Moving away from the pale red that reminded more sensitive viewers of worms or intestines, the intensities of blue and green do a great job of adding colour encoding case numbers, allowing us to more easily spot seasonal differences. In addition, the spiral is more compact, even and centralised, and the mark overlaps are a great way of highlighting outlying large values (you will know that I am a fan of that effect from my previous post on overlapping marks)
So what’s my opinion? It’s probably no surprise that I love it. And I probably love Amelia Wattenberger’s remake a little bit more. But that’s not important Overall, here’s why I think the NYT Opinion spiral graph can be wholly justified. The chart has usually been lifted and placed into a tweet or blog post (I’ve done it myself in this very blog post!), but it’s important to give the full context which is to remind readers that the chart forms part of an opinion piece, a full article which in its entirety gives the full context and explanation behind it. Furthermore, the article includes other graphics such as the more conventional line chart of cases over time which is exactly the chart that many of the spiral’s detractors are clamouring for.
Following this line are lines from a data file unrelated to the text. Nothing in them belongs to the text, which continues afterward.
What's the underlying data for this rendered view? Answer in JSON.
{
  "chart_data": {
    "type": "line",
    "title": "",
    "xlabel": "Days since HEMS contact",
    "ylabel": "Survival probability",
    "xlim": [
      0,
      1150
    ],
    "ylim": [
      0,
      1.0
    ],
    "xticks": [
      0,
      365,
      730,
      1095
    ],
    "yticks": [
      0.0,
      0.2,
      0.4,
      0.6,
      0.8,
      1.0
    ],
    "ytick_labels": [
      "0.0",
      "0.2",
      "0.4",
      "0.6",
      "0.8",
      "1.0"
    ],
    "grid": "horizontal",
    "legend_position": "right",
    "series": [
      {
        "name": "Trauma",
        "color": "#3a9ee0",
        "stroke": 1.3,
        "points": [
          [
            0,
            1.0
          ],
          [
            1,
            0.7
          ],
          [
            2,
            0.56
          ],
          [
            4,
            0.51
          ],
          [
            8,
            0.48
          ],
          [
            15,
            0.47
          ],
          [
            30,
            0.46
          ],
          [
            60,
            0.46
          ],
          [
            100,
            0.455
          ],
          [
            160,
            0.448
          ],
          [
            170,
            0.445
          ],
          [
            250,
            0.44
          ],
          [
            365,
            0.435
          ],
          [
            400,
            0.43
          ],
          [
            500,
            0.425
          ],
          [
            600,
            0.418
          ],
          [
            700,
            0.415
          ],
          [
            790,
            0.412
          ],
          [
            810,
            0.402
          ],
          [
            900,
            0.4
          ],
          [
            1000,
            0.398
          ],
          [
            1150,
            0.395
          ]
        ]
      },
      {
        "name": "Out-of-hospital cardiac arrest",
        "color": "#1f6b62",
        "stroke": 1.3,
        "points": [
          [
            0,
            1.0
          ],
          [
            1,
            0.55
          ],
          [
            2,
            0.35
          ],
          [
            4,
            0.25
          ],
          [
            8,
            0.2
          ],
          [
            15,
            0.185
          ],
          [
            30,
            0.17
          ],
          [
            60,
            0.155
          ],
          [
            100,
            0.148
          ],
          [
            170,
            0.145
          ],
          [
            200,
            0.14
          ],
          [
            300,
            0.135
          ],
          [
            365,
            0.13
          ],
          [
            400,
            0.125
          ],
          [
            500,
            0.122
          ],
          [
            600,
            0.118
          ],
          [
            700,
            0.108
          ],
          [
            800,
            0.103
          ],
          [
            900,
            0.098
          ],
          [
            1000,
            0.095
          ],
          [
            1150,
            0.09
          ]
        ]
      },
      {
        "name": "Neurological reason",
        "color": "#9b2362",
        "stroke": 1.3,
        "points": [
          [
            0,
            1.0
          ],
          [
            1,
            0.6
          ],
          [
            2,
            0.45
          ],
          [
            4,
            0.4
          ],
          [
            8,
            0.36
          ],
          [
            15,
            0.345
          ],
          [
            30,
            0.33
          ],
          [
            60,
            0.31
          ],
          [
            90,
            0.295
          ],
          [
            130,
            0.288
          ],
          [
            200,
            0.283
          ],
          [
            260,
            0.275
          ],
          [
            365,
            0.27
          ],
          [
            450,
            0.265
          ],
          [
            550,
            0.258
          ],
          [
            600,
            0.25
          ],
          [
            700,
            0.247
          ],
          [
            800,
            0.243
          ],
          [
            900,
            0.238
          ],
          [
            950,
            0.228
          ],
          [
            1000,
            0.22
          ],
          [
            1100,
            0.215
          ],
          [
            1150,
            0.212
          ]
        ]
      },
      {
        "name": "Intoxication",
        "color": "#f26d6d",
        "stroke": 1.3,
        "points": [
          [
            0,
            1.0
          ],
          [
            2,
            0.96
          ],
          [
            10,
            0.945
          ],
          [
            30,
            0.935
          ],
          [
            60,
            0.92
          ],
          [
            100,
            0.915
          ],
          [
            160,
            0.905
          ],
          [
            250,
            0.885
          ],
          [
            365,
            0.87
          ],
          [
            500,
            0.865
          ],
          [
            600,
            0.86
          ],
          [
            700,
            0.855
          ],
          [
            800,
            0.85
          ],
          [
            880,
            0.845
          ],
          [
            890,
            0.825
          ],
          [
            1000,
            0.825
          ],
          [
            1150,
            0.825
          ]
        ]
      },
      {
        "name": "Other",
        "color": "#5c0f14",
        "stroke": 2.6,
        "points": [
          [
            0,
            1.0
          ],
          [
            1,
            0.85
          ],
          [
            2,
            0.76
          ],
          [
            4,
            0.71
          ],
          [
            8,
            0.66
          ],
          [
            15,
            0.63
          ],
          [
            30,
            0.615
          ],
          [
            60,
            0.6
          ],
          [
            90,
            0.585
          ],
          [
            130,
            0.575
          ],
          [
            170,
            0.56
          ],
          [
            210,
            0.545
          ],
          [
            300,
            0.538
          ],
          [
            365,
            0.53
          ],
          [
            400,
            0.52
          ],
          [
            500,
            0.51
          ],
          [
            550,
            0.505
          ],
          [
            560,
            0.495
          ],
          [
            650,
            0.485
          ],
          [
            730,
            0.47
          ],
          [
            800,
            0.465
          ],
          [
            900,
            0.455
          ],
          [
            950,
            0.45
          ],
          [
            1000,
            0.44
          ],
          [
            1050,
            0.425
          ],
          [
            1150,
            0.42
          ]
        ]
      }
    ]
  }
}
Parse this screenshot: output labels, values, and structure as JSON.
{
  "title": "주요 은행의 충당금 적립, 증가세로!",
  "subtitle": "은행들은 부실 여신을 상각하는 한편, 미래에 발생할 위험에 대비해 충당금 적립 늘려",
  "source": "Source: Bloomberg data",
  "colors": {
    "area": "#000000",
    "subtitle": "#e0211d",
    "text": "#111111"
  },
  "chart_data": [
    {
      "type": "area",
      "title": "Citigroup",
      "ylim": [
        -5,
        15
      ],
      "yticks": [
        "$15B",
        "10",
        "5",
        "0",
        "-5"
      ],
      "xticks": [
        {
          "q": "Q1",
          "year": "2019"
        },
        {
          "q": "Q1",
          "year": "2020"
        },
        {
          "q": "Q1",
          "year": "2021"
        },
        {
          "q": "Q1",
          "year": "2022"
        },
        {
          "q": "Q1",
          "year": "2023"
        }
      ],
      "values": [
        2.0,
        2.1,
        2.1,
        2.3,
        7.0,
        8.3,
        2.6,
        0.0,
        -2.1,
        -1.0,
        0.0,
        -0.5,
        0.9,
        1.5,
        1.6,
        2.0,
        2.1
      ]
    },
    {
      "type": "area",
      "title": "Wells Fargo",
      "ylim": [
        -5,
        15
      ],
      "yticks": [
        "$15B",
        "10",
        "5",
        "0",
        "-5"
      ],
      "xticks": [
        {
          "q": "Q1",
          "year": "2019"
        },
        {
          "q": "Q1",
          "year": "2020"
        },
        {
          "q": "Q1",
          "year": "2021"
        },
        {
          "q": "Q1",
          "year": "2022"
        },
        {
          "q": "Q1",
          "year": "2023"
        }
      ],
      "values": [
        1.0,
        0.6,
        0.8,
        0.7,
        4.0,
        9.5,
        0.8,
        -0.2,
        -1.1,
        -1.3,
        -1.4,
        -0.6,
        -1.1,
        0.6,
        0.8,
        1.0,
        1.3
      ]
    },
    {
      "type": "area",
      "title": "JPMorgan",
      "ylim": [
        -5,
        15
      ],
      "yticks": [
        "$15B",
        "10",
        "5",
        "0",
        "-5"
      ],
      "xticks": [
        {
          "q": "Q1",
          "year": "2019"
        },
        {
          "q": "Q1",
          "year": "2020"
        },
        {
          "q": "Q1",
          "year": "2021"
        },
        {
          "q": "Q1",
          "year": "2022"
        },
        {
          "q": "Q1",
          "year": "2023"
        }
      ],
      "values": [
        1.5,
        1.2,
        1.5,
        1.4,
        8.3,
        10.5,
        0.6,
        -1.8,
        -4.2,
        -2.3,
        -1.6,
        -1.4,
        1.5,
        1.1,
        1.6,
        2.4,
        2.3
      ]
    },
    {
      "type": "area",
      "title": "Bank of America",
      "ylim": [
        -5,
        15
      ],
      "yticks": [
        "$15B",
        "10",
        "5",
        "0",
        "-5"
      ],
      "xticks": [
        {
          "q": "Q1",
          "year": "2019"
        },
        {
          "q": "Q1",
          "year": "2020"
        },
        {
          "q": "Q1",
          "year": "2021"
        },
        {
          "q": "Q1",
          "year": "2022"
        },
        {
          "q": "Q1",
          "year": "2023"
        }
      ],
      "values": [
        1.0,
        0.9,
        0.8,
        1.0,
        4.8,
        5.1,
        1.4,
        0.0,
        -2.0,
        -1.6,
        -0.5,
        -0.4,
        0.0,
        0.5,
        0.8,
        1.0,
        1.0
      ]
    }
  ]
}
There’s little doubt in my mind that the attention garnered from the chart and the conversation and discussion generated around it mean that it’s had far more impact than the line charts on their own would have had. We’ve seen many versions and variants of line charts, but nothing quite like this until now. As a result, many folks like me have paid more attention to US COVID figures than ever before, and have read the full accompanying article and opinion piece. Job done!
Throughout Questions in Dataviz I encourage you, the reader, to understand conventional opinions and “rules” in data visualisation, to challenge them, and to consider alternatives, taking inspiration from others or devising your own versions. Are there alternative ways of showing timelines, for example? Consider your audience, and whether the positives from alternative or unconventional chart types will counterbalance any perceived negatives. In this case, the audience is the general public and not policy makers or decision makers who need instant precision to make a data driven decision (and, perhaps equally relevantly, not data visualisation purists or academics who will be quick to criticise!)
In examples like this I’m always OK if you take a position on either side of a particular debate – it’s absolutely OK to dislike the spiral for any number of reasons. And of course, the third “it depends” option is usually very valid too for most data visualisation arguments! But Questions in Dataviz will also encourage you to see both sides of a debate and decide for yourself which angle you prefer to take given the design choices you want to make, the visual impact you are trying to achieve and the needs and expectations of your audience. In my case, this usually leads to a fun, impactful if experimental original piece that purists may baulk at but that I as a designer am usually proud of. This is what I encourage, and this is exactly what I think the designers of the NYT spiral have achieved brilliantly.